-- Agus Noor*
AKANKAH Sanusi Pane menuliskan Sandyakala Majapahit bila naskah lakon tersebut tidak akan dipentaskan di malam Kongres Pemuda pada tahun 1928? Pertanyaan itu mengisyaratkan betapa naskah lakon ditulis memang untuk dipentaskan.
Itulah sebabnya, Seno Gumira Ajidarma ”merasa perlu repot-repot” mementaskan dan menyutradarai sendiri naskah Kenapa Kau Culik Anak Kami? yang ditulisnya. Situasi seperti itu menemukan relevansinya ketika dalam perhelatan Festival Teater Jakarta (FTJ) yang baru rampung pada akhir Desember 2007 memunculkan kegundahan: begitu sedikitkah naskah lakon yang ditulis hari ini? Hingga nyaris sebagian besar kelompok teater yang tampil lebih banyak menyajikan ”naskah lakon lama” semacam Lysistrata Aristhopanes (Rumah Teater), Pintu Tertutup Jean Paul Sartre (Teater Enam), Raja Mati Eugene Ionesco (Teater Ciliwung), Malam Jahanam Motinggo Busye (Study Teater 24), Macbeth William Shakespeare (Teater Amoeba), Penagih Hutang Anton Chekov (Komunitas Kaki 5), dan Cermin II Nano Riantiarno (Teater Mode). Bila kita cermati, lakon-lakon tersebut telah cukup populer dalam perteateran kita dan ”terlalu sering” dipentaskan sejak tahun 70-an.

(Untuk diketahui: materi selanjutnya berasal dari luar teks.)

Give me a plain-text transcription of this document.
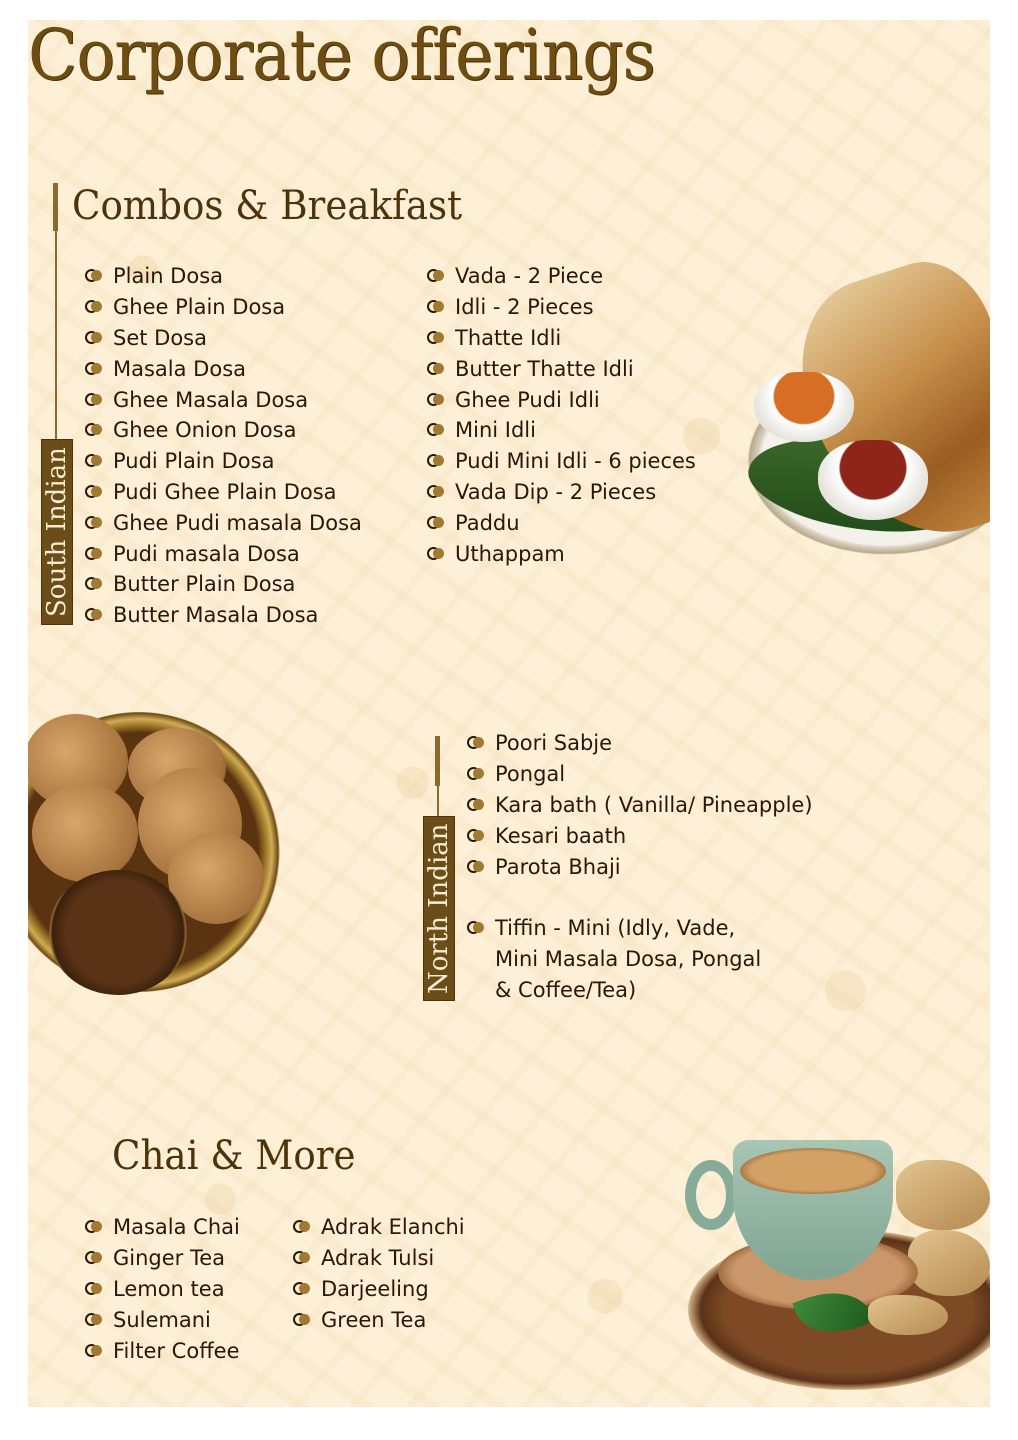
Corporate offerings
Combos & Breakfast
South Indian
Plain Dosa
Ghee Plain Dosa
Set Dosa
Masala Dosa
Ghee Masala Dosa
Ghee Onion Dosa
Pudi Plain Dosa
Pudi Ghee Plain Dosa
Ghee Pudi masala Dosa
Pudi masala Dosa
Butter Plain Dosa
Butter Masala Dosa
Vada - 2 Piece
Idli - 2 Pieces
Thatte Idli
Butter Thatte Idli
Ghee Pudi Idli
Mini Idli
Pudi Mini Idli - 6 pieces
Vada Dip - 2 Pieces
Paddu
Uthappam
North Indian
Poori Sabje
Pongal
Kara bath ( Vanilla/ Pineapple)
Kesari baath
Parota Bhaji
Tiffin - Mini (Idly, Vade,
Mini Masala Dosa, Pongal
& Coffee/Tea)
Chai & More
Masala Chai
Ginger Tea
Lemon tea
Sulemani
Filter Coffee
Adrak Elanchi
Adrak Tulsi
Darjeeling
Green Tea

Untuk diketahui, FTJ itu berupaya mengusung tema ”realitas dan teater”, di mana teater saat ini diandaikan menghadapi realitas yang telah banyak berubah. Hingga teater pun mestinya berupaya untuk menemukan kembali kemungkinan-kemungkinan yang bisa dilakukannya dalam mengolah ”realitas” tersebut melalui panggung-panggung pementasannya. Mungkin kita bisa mencari padanan melalui dunia seni rupa kontemporer saat ini, yang secara paradigmatik cukup banyak mengalami perubahan ketika ia mulai bergelut dan mengolah realitas, sebagaimana kemudian bisa dilihat melalui representasi rupa, warna, dan bentuk-bentuk visual yang dihasilkannya. Bila membandingkan dengan pertumbuhan seni rupa kontemporer kita, sangat terasa, betapa kita jarang menemukan upaya-upaya untuk mereinterpretasi dan mengolah kemungkinan-kemungkinan ”realitas” itu dalam panggung teater kita. Sebagaimana yang menampak di banyak pertunjukan di FTJ itu: seakan ada realitas yang berhenti, ”realitas lama yang terus mendekam” dalam kepala para teaterawan yang tampil di atas panggung tersebut. Teater seperti hidup dengan ”tema-tema lama” yang terus diyakini. Sementara realitas di luar dirinya berubah dengan seluruh keguncangannya.
Apakah, ketika memilih naskah lakon lama itu, mereka meyakini bahwa lakon tersebut masih memiliki relevansi dengan realitas kekinian? Pada beberapa pementasan mereka, saya tidak melihat adanya upaya menafsirkan kembali naskah lakon itu agar menjadi ”aktual”, hingga kita bisa melihat urgensi kenapa lakon seperti Pintu Tertutup, misalkan, mesti dipentaskan pada hari ini. Karena sifat teater memang ”di sini dan kini”. Karena itu, apa yang dimaksud dengan ”aktual” mesti dipahami: bahwa naskah lakon itu memberikan kemungkinan bagi kita untuk memahami dan merefleksikan kembali apa yang kita alami hari ini. Ini tentu saja soal interpretasi kita atas satu naskah lakon. Tetapi interpretasi itu mesti muncul di atas panggung. Dan itulah yang seakan absent dalam FTJ, kecuali pada lakon End Game Samuel Beckett (Teater Kolom) yang mencoba melepaskan lakon itu dari dunia absurdisme komunikasi menjadi absurdisme sistem politik (dunia). Bagi mereka yang setia pada teks, interpretasi semacam itu atas End Game boleh jadi memperlihatkan ketidaksetiaan pada ”semangat” teks lakon. Tetapi itu setidaknya memperlihatkan suatu upaya bagaimana panggung teater mesti secara terus-menerus mencoba merefleksikan realitas kekinian yang dihadapi.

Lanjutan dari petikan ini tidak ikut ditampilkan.